Forças do Estado
Estreio, com este artigo, como colunista da Carta Capital, o que muito me honra. Agradeço à revista, em nome do jornalista Mino Carta, o convite. Espero contribuir para reflexões importantes em tempos tão desafiadores.
E este primeiro texto é sobre um assunto que vem motivando muitas análises. Desde o início de 2019, a grande presença de militares no governo federal tem suscitado discussões, especialmente a partir da postura autoritária do atual presidente. Nos últimos dias, porém, ganhou novos elementos. A linha tênue com que ele flerta com o rompimento institucional para incendiar um time de fanáticos, alimenta sempre dúvidas sobre o futuro. A recente demissão do ministro da Defesa, seguida de inédita troca dos comandantes do Exército, da Marinha e da Aeronáutica, por não compactuarem com a sanha golpista do Planalto, diz muita coisa. Reforça o caráter de Estado que caracteriza esta instituição.
Estudei no Colégio Militar do Rio de Janeiro e tive a honra de ser ministro da Defesa no governo da presidenta Dilma Rousseff – experiências que me fizeram conhecer a boa formação e o compromisso de homens e mulheres que integram as Forças Armadas com a soberania e a independência nacional.

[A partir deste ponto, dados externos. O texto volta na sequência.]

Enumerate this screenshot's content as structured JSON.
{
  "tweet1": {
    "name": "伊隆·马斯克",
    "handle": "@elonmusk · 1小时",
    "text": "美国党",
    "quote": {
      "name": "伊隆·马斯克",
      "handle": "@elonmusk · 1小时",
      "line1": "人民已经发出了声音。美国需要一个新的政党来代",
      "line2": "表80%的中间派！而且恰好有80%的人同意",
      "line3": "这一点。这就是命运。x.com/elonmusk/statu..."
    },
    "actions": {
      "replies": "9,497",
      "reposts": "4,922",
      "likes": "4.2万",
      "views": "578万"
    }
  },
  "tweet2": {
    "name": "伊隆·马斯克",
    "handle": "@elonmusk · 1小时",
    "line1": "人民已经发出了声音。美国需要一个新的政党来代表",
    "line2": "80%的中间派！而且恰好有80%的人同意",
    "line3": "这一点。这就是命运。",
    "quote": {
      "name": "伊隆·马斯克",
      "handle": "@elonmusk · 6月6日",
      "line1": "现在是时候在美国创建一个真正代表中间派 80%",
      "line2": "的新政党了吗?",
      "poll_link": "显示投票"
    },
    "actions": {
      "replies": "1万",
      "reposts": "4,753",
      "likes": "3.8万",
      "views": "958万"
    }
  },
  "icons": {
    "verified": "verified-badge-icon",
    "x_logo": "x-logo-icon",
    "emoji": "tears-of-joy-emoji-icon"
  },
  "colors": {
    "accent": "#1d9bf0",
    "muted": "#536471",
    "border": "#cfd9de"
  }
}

É natural que o clima permanente de instabilidade do atual governo provoque muitas dúvidas sobre o engajamento dos militares. Por isso, tenho repetido, e os episódios recentes fortalecem, minha crença de que a orientação maior é com os princípios constitucionais.
Lembremos que estes profissionais são preparados para uma estratégia de defesa, ou seja, para nos proteger de guerras ou ataques externos. Hoje, vivemos uma situação limite, contra um inimigo invisível e altamente letal. Caberia, portanto, ao comandante supremo das Forças Armadas, que é o presidente, uma orientação para esta guerra, que é a única que nos interessa. Em vez disso, ele nomeia e mantém à frente do Ministério da Saúde, por mais de nove meses, um general sem qualquer experiência em saúde pública, justamente na maior crise sanitária do país, somente para referendar seu negacionismo.
Lembremos o quão constrangedor foi o episódio que ficou conhecido como “um manda e o outro obedece”, quando o então ministro foi desautorizado a seguir tratando da compra de vacinas. Justamente as vacinas que tanta falta nos fazem agora e que são a única arma que temos para vencer o coronavírus. É a falta de vacinas que causa tantas mortes. Assim como é a falta dessas vacinas que mantém negócios fechados e paralisa a economia. Tudo por conta de uma visão lunática de quem prefere negar a realidade e receitar remédios sem eficácia, enquanto pessoas morrem nos hospitais por falta de oxigênio. E o pior, constrangendo militares a cumprirem essa lamentável missão.
Da mesma forma, o triste espetáculo que foi a cena dantesca de dois ministros de Estado, um general do Exército e um almirante da Marinha, atravessando a Praça dos Três Poderes para entregar ao Congresso um projeto que autoriza a venda de uma das mais importantes empresas nacionais, a Eletrobras. Causa espanto que sejam justamente os militares, que implementaram um Plano Nacional de Desenvolvimento quando governaram o país, focado na industrialização do Brasil e que criou 47 empresas públicas, a cumprir hoje esse papel. Afinal, foi nesta época que Embraer, Correios, Embrapa, Telebras e Infraero foram inauguradas e a própria Eletrobras se consolidou. Também foi um período de importantes obras de infraestrutura como a Itaipu Binacional, as usinas nucleares de Angra e a Ponte Rio-Niterói. Não quero aqui relativizar o rompimento democrático e as graves violações de direitos humanos, contra os quais lutei na juventude e condeno até hoje, mas resgatar o espírito de desenvolvimento nacional daquele momento histórico.
Faço essa reflexão para reafirmar que o compromisso com o nacionalismo, com o fortalecimento do Estado e com a ordem democrática não são escolhas de governantes de plantão. Muito menos quando se trata do governo liderado por um mau militar, que foi para a reserva justamente pelo seu péssimo comportamento nos quartéis. As Forças Armadas não se movem a partir da simpatia ou da antipatia por governantes democraticamente eleitos. Não foi assim nos governos do Partido dos Trabalhadores e não deve ser assim no atual.
Estou entre os que acreditam que os valores democráticos prevalecerão diante do desmonte e da vergonhosa submissão promovida por esta gestão num momento tão dolorido da nossa história. Defendo que desarmemos os espíritos e sigamos todos com o mesmo foco, que é salvar vidas. Depois, partiremos para a necessária reconstrução do país. Tenho certeza que, assim, contaremos com o apoio patriótico de todos, inclusive destes servidores do Estado brasileiro.
Jaques Wagner
Senador da República (PT-BA)
Artigo publicado pela revista Carta Capital, em 02/04/2021.